The Frontier-Plumbing Tension | Generated by AI
This is a real strategic tension, but the framing has a flaw worth pulling apart.
Where you’re right: When a capability discontinuity hits — and frontier model jumps are exactly that — the marginal value of “another senior engineer maintaining the CRUD app” drops relative to “senior engineer who deeply groks what the new model can now do.” Orgs that don’t carve out exploration time get caught flat-footed. Google’s “20% time” existed precisely because the people closest to the work spot the discontinuity first. The bank you’re at almost certainly under-allocates here — that’s structurally true of risk-averse incumbents, and it’s a real reason their internal tooling lags.
Where the framing breaks:
“Full-stack app/server dev is previous-generation” — no. The model doesn’t deploy itself, doesn’t handle auth, doesn’t own the data pipeline, doesn’t deal with the latency budget or the compliance boundary. What changes is the ratio: less hand-written business logic, more orchestration, eval, context engineering, and plumbing around models. The full-stack skill becomes the substrate that makes the AI-native layer shippable. The engineers who win the next cycle are the ones who have both — they can take a raw capability and turn it into something that survives contact with production. Pure “I only explore GPT” people generate demos that never ship.
“Just explore GPT, don’t need a company laptop” — the exploring isn’t the scarce skill. Anyone can chat with a model. The scarce skill is translating exploration into a system: what’s the eval harness, where does it break on your actual data, what’s the failure mode under adversarial input, what’s the cost curve at scale. That requires the infrastructure (data, compute, the messy internal systems) that the company laptop / environment gives you. Decoupling exploration from the org’s real problems produces shallow takes.
So the sharper version of your argument: big corps should give senior people protected time to apply new frontier capabilities to the company’s actual hard problems — with real data and infra access — rather than treating model adoption as a side quest squeezed between sprint tickets. That’s defensible and most incumbents fail at it.

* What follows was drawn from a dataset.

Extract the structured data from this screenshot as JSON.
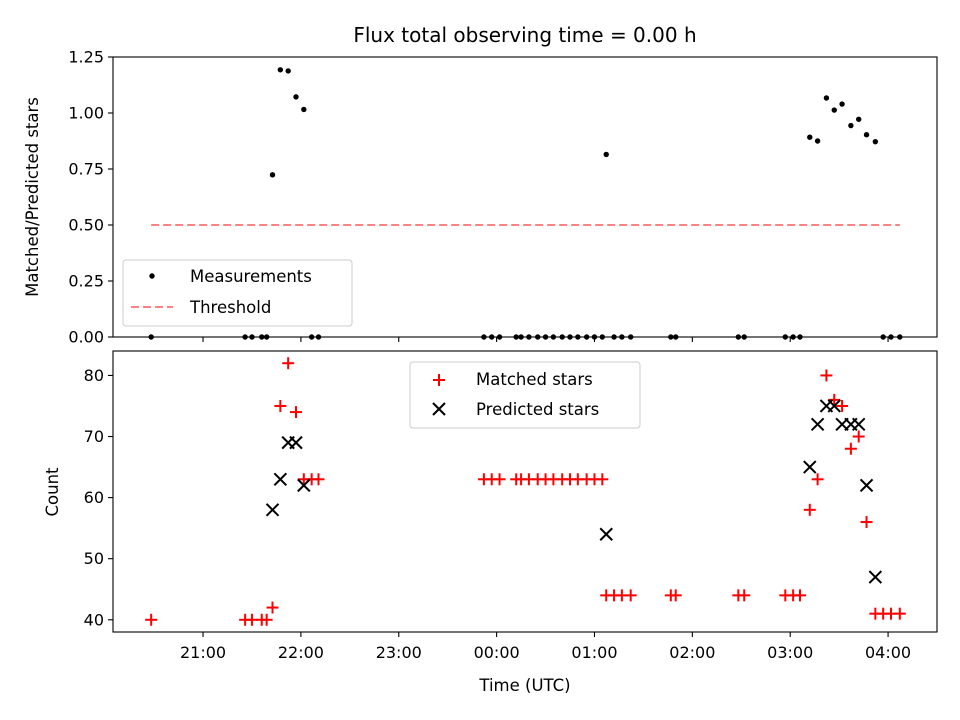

For your own situation — this is exactly the asymmetry to exploit quietly. The bank won’t give you protected exploration time officially, but you can take it by automating the (b)-tax work, then pointing the freed hours at applying frontier models to the bank’s actual problems. That’s where you build domain knowledge that compounds and prove the AI-native thesis with real systems, not demos. The org’s failure to allocate exploration time is your arbitrage.
The “previous generation” instinct is the part to drop — it’s the kind of thing that reads as sharp but loses you credibility with the people who’ve shipped enough to know the plumbing never goes away. Karpathy still talks about the boring infrastructure constantly. The frontier and the plumbing aren’t sequential generations; they’re the same stack.